Jusqu’à maintenant, il n’existait pas de législation harmonisée au niveau international qui aurait permis une criminalisation de ces pratiques et l’application de sanctions dissuasives. Le Conseil de l’Europe a alors considéré comme une responsabilité commune pour la communauté internationale de vaincre ce fléau.
Dans ce contexte, et depuis 2004, le Conseil de l’Europe a travaillé sur l’élaboration d’un traité de droit pénal international : la Convention Médicrime. Ouverte à signature et ratification depuis octobre 2011 aux pays du monde entier et pas seulement aux 47 états du Conseil de l’Europe, la Convention offre un puissant instrument juridique international criminalisant la contrefaçon.
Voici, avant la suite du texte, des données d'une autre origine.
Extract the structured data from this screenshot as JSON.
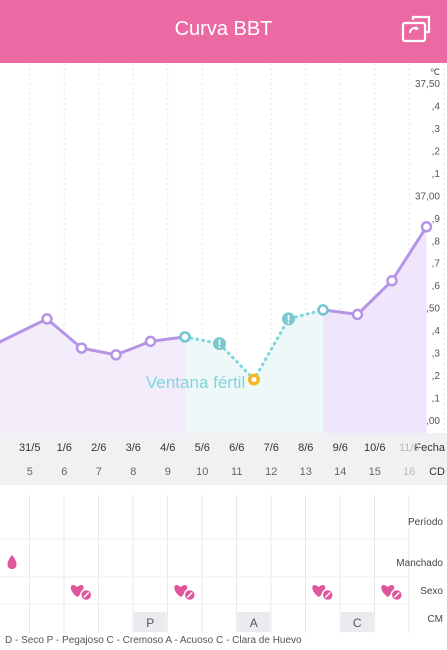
{
  "header": {
    "title": "Curva BBT",
    "background": "#eb6aa3",
    "rotate_icon": "rotate-screen-icon"
  },
  "chart_data": {
    "type": "line",
    "unit": "℃",
    "ylim": [
      36.0,
      37.5
    ],
    "y_tick_labels": [
      "37,50",
      ",4",
      ",3",
      ",2",
      ",1",
      "37,00",
      ",9",
      ",8",
      ",7",
      ",6",
      "36,50",
      ",4",
      ",3",
      ",2",
      ",1",
      "36,00"
    ],
    "fertile_window_label": "Ventana fértil",
    "dates": [
      "31/5",
      "1/6",
      "2/6",
      "3/6",
      "4/6",
      "5/6",
      "6/6",
      "7/6",
      "8/6",
      "9/6",
      "10/6",
      "11/6"
    ],
    "cd": [
      "5",
      "6",
      "7",
      "8",
      "9",
      "10",
      "11",
      "12",
      "13",
      "14",
      "15",
      "16"
    ],
    "series": [
      {
        "values": [
          36.33,
          36.45,
          36.32,
          36.29,
          36.35,
          36.37,
          36.34,
          36.18,
          36.45,
          36.49,
          36.47,
          36.62,
          36.86
        ],
        "x_index": [
          -0.6,
          1,
          2,
          3,
          4,
          5,
          6,
          7,
          8,
          9,
          10,
          11,
          12
        ]
      }
    ],
    "line_color": "#b594e6",
    "fertile_color": "#7fd6dd",
    "ovulation_color": "#f5b822"
  },
  "date_table": {
    "fecha_label": "Fecha",
    "cd_label": "CD"
  },
  "grid": {
    "row_labels": [
      "Período",
      "Manchado",
      "Sexo",
      "CM"
    ],
    "spotting_col": 0,
    "sex_cols": [
      1,
      4,
      8,
      10,
      11
    ],
    "cm_marks": [
      {
        "col": 3,
        "text": "P"
      },
      {
        "col": 6,
        "text": "A"
      },
      {
        "col": 9,
        "text": "C"
      }
    ],
    "heart_color": "#e0559b"
  },
  "legend": "D - Seco P - Pegajoso C - Cremoso A - Acuoso C - Clara de Huevo"
}
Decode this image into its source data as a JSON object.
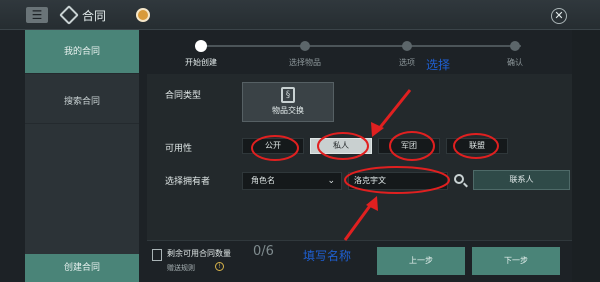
{
  "header": {
    "menu_icon": "menu-icon",
    "app_icon": "hexagon-icon",
    "title": "合同",
    "radio_icon": "radio-icon",
    "close_icon": "close-icon"
  },
  "sidebar": {
    "items": [
      {
        "label": "我的合同"
      },
      {
        "label": "搜索合同"
      }
    ],
    "bottom_label": "创建合同"
  },
  "steps": [
    {
      "label": "开始创建"
    },
    {
      "label": "选择物品"
    },
    {
      "label": "选项"
    },
    {
      "label": "确认"
    }
  ],
  "form": {
    "contract_type_label": "合同类型",
    "contract_type_item": "物品交换",
    "availability_label": "可用性",
    "availability_options": [
      {
        "label": "公开"
      },
      {
        "label": "私人"
      },
      {
        "label": "军团"
      },
      {
        "label": "联盟"
      }
    ],
    "selected_availability": "私人",
    "owner_label": "选择拥有者",
    "owner_type_value": "角色名",
    "owner_name_value": "洛克宇文",
    "contact_button": "联系人"
  },
  "footer": {
    "remaining_label": "剩余可用合同数量",
    "remaining_count": "0/6",
    "rules_label": "赠送规则",
    "prev_button": "上一步",
    "next_button": "下一步"
  },
  "annotations": {
    "choose": "选择",
    "fill_name": "填写名称"
  },
  "colors": {
    "accent": "#4a8478",
    "annotation_red": "#e02020",
    "annotation_blue": "#1e5fd1",
    "selected_bg": "#c9d0d0"
  }
}
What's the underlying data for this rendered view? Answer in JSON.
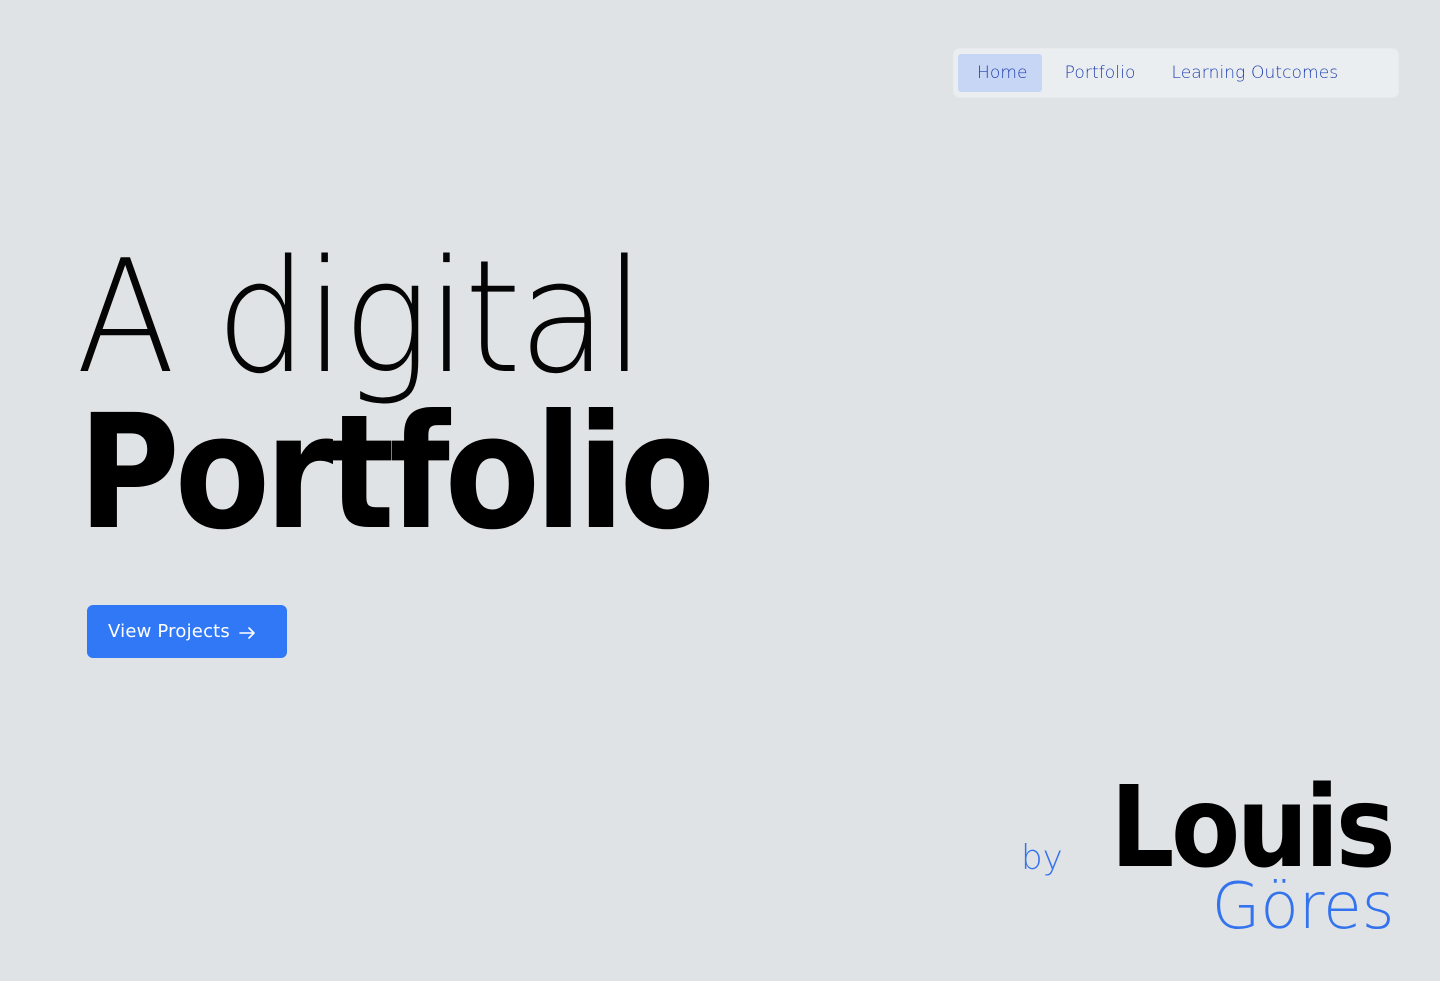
{
  "nav": {
    "items": [
      {
        "label": "Home",
        "active": true
      },
      {
        "label": "Portfolio",
        "active": false
      },
      {
        "label": "Learning Outcomes",
        "active": false
      }
    ]
  },
  "hero": {
    "line1": "A digital",
    "line2": "Portfolio"
  },
  "cta": {
    "label": "View Projects",
    "icon": "arrow-right-icon"
  },
  "author": {
    "by": "by",
    "first_name": "Louis",
    "last_name": "Göres"
  },
  "colors": {
    "background": "#e0e3e5",
    "accent": "#3078f5",
    "nav_text": "#1e3fae",
    "nav_active_bg": "#c8d6f6"
  }
}
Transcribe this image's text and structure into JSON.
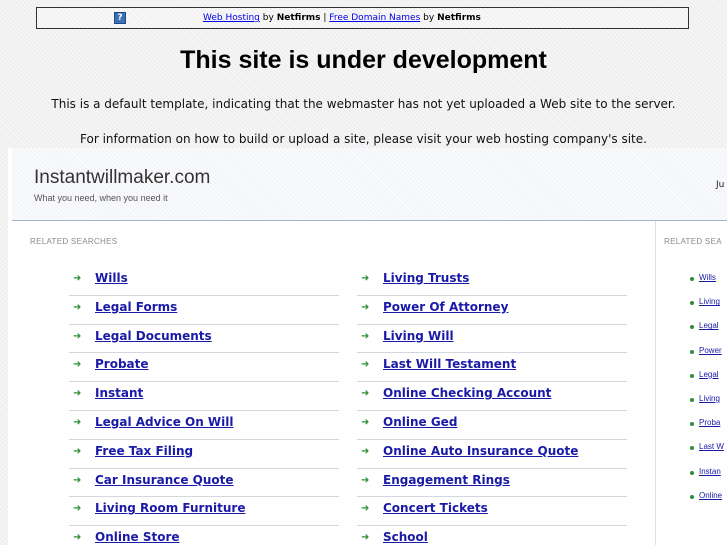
{
  "notice_bar": {
    "icon": "question-icon",
    "icon_glyph": "?",
    "link1": "Web Hosting",
    "by1": "by",
    "brand1": "Netfirms",
    "separator": "|",
    "link2": "Free Domain Names",
    "by2": "by",
    "brand2": "Netfirms"
  },
  "headline": "This site is under development",
  "message1": "This is a default template, indicating that the webmaster has not yet uploaded a Web site to the server.",
  "message2": "For information on how to build or upload a site, please visit your web hosting company's site.",
  "site": {
    "title": "Instantwillmaker.com",
    "tagline": "What you need, when you need it",
    "date_fragment": "Ju"
  },
  "main": {
    "section_label": "RELATED SEARCHES",
    "column_a": [
      "Wills",
      "Legal Forms",
      "Legal Documents",
      "Probate",
      "Instant",
      "Legal Advice On Will",
      "Free Tax Filing",
      "Car Insurance Quote",
      "Living Room Furniture",
      "Online Store"
    ],
    "column_b": [
      "Living Trusts",
      "Power Of Attorney",
      "Living Will",
      "Last Will Testament",
      "Online Checking Account",
      "Online Ged",
      "Online Auto Insurance Quote",
      "Engagement Rings",
      "Concert Tickets",
      "School"
    ]
  },
  "sidebar": {
    "section_label": "RELATED SEA",
    "items": [
      "Wills",
      "Living",
      "Legal",
      "Power",
      "Legal",
      "Living",
      "Proba",
      "Last W",
      "Instan",
      "Online"
    ]
  },
  "colors": {
    "link": "#1a1aa8",
    "arrow": "#2f8f3a",
    "header_border": "#9fb4d2"
  }
}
2. La Convention Médicrime
Destinée à protéger la santé publique du fléau de la contrefaçon de produits médicaux, la Convention Médicrime introduit des sanctions pénales en érigeant en infraction certains actes, y compris la complicité et la tentative de commission d’une contrefaçon, mais également en mettant en place des mesures de prévention et de protection des victimes. Elle offre également un cadre de coopération internationale et des mesures destinées à améliorer la coordination des actions au niveau national.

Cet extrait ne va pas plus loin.